Née dans le Kazakhstan, pays de l'Est miséreux où les jeunes gens ont peu d'espoir d'un "avenir radieux", le destin de Ruslana Khorshunova débute comme un conte de fée.
Repérée par une célèbre agence de mode londonienne, elle devient, dès 16 ans, un top model que les grands noms de la haute couture s'arrachent.
Du jour au lendemain, sa longue chevelure auréolant son beau visage et sa plastique de rêve s'affichent à la une des plus grands magazines.
Convoitée, sollicitée, encensée, par les créateurs, par les photographes, par tout ce que l'univers de la mode compte de promoteurs du style et de concepteurs de tendance, Ruslana vit sa vie comme un songe, dans un tourbillon enivrant d'or et de paillettes, d'argent coulant à flot et de bulles de champagne.

Mais au bout de quelques années, toujours entre deux vols, entre deux hôtels, entre deux pays dont elle ne voit que les décors photographiques où, docile, elle doit prendre la pose, Ruslana saisit dans toute sa cruauté la transparence de son être et le dérisoire de sa vie solitaire vouée à attendre le shoot du photographe.
De palaces en tours du monde et de podiums en défilés, la petite princesse kazakhe s'étiole, se sent seule, se perd, dérape.
Drogue, alcool, sexe, la maintiennent un temps dans l'extase factice des paradis artificiels pour la projeter impitoyablement dans les affres de la dépression, du doute et des idées noires.
Le 28 juin 2008, Ruslana, fragile et désemparée, si douloureusement seule, ouvre la fenêtre de son appartement new-yorkais, regarde une dernière fois le ciel bleu et se jette dans le vide. Elle allait fêter ses 21 ans.

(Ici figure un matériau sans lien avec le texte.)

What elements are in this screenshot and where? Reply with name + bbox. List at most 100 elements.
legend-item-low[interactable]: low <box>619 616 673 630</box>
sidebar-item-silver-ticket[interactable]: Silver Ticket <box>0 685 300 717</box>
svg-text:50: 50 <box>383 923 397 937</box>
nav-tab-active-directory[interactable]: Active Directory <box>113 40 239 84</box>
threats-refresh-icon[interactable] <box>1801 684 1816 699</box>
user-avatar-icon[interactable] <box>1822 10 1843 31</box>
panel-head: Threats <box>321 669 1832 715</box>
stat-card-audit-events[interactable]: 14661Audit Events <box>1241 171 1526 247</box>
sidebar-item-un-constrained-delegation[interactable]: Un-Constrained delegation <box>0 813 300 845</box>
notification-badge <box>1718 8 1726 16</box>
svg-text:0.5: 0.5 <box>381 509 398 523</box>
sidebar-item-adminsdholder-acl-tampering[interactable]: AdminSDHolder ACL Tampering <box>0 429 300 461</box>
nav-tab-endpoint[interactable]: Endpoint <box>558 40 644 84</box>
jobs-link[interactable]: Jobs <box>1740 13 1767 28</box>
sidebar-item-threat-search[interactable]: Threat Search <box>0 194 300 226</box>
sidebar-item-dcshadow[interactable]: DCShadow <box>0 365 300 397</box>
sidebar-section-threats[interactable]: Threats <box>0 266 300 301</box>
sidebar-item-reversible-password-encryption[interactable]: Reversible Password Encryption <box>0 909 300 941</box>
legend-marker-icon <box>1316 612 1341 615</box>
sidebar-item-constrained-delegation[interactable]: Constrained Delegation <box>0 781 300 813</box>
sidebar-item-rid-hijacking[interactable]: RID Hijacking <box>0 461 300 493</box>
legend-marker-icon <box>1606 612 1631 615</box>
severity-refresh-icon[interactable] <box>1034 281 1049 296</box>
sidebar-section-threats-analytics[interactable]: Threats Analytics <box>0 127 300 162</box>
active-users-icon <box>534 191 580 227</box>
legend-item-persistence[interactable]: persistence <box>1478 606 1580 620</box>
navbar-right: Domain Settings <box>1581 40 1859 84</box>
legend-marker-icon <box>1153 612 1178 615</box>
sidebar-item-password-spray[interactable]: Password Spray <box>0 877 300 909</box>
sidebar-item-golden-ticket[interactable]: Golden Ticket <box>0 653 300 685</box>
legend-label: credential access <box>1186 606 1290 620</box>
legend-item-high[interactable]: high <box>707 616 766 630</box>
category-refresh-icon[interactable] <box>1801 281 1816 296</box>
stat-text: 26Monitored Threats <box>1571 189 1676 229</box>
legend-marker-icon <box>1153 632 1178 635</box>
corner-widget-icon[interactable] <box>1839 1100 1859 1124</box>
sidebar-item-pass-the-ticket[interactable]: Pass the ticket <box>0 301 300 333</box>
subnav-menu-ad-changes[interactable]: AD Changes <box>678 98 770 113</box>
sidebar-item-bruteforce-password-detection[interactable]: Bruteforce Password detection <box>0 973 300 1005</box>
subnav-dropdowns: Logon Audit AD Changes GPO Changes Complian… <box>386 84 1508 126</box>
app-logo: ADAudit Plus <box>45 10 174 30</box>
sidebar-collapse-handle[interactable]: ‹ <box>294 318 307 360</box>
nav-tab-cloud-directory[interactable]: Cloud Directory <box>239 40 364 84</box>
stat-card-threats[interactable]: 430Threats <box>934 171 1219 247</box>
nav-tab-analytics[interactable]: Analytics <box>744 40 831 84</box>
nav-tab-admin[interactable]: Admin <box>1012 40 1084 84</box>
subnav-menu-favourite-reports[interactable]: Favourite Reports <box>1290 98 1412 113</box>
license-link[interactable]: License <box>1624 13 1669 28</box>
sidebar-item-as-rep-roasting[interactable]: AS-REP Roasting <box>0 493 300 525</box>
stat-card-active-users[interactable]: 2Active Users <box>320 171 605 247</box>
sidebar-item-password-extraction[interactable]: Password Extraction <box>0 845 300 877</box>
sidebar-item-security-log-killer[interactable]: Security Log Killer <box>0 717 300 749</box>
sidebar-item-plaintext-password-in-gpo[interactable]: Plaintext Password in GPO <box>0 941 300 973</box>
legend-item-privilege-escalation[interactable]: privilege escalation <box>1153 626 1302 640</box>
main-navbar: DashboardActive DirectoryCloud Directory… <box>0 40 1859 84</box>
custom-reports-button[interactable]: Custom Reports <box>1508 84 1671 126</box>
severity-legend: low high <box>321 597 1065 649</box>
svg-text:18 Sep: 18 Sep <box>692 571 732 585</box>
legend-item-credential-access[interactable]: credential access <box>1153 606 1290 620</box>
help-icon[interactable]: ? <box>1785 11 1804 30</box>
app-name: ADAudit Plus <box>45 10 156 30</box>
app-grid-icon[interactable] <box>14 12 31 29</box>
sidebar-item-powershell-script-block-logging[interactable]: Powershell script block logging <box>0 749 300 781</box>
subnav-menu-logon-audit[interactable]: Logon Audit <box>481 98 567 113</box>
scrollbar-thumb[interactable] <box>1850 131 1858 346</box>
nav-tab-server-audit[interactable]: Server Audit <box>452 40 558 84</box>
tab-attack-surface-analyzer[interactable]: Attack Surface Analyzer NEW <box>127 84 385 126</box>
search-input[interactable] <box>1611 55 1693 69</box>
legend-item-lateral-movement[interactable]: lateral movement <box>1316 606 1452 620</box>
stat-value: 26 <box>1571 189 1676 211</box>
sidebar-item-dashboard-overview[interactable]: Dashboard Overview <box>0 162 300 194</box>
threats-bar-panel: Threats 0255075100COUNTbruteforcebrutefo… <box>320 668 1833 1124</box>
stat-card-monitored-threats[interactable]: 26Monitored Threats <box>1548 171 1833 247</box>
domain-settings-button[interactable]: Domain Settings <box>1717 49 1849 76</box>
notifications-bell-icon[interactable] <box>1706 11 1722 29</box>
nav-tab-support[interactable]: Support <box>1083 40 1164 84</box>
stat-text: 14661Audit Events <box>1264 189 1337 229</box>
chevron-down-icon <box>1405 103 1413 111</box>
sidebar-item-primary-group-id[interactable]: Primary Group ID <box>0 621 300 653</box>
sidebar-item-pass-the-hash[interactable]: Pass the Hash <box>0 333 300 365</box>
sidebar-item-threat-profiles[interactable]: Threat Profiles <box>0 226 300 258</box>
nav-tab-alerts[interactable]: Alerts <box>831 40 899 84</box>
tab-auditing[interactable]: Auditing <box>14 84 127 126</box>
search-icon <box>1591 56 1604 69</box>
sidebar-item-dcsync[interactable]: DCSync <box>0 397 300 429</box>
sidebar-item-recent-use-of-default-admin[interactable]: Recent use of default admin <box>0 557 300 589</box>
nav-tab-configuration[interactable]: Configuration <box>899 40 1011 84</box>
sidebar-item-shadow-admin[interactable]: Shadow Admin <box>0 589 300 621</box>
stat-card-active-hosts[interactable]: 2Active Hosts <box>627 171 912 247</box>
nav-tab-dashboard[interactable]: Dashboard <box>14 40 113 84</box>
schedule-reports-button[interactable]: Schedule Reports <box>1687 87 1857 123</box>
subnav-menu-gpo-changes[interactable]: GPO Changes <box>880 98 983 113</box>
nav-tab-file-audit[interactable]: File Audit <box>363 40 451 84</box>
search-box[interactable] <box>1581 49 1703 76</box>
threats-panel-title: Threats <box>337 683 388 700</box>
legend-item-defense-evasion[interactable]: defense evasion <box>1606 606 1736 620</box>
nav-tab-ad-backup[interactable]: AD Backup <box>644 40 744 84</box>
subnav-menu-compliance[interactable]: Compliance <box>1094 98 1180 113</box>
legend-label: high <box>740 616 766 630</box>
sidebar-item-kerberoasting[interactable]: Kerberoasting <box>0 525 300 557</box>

Dans la géniale série "Ceci n'est pas un fait divers" des éditions Grasset, Géraldine Maillet, ex-mannequin devenue écrivain, délaisse la littérature de poulettes qui a fait son succès, mais continue de parler d'un monde qu'elle connaît bien, celui de la mode, cet univers factice peuplé d'égocentriques ridicules de snobisme et de manies.
Et loin d'alimenter le rêve de gloire et de paillettes de toutes les « Cendrillon » modernes, elle s'ingénie à montrer, en toute objectivité, ce que peut être le revers de la médaille pour des âmes juvéniles propulsées trop vite et sans garde-fous sous les lumières des projecteurs, un envers du décor qui passe par le destin tragique et hélas véridique de Ruslana Khorshunov, jeune beauté jetée trop tôt dans la cage aux lions.
Dans ce microcosme « so trendy » de strass et de dollars, photographes adulés et couturiers déifiés font et défont la mode au gré de leurs caprices, règnent en despote sur l'immense vivier de très jeunes filles qu'ils soumettent aux diktats du kilo de trop.
Arrachée à un environnement pauvre mais aimant, Ruslana paiera au prix fort son rêve d'argent facile et d'eldorado occidental.
Le sentiment de solitude qui l'accable aura raison de son ambition…

Avec une écriture très actuelle et un ton neuf, très contemporain, Géraldine Maillet s'attèle à un sujet pénible, grave et sensible par lequel elle révèle un joli talent d'écrivain.
Avec une belle empathie, elle nous offre un moment de lecture émouvant en s'attardant sur la psychologie extrême de Ruslana qui nous apparaît alors dans toute la fragilité de son jeune âge et de son innocence perdue.
Il est toutefois dommage que les personnages, coulés dans le même moule, se ressemblent trop et semblent animés par le même esprit (même sens de répartie et de dérision, même façon de se comporter) ; Géraldine Maillet n'aurait pas failli, bien au contraire, en les nuançant davantage..
« le monde à ses pieds » reste malgré tout un livre fort et tragique, dévoilant les dessous d'un monde qui suscite autant de rêves que de désirs mais se révèle bien superficiel, d'une indigence crasse et au final totalement écoeurant.
Un roman biographique qui serre doublement le coeur quand on va contempler le beau visage triste de Ruslana sur You Tube.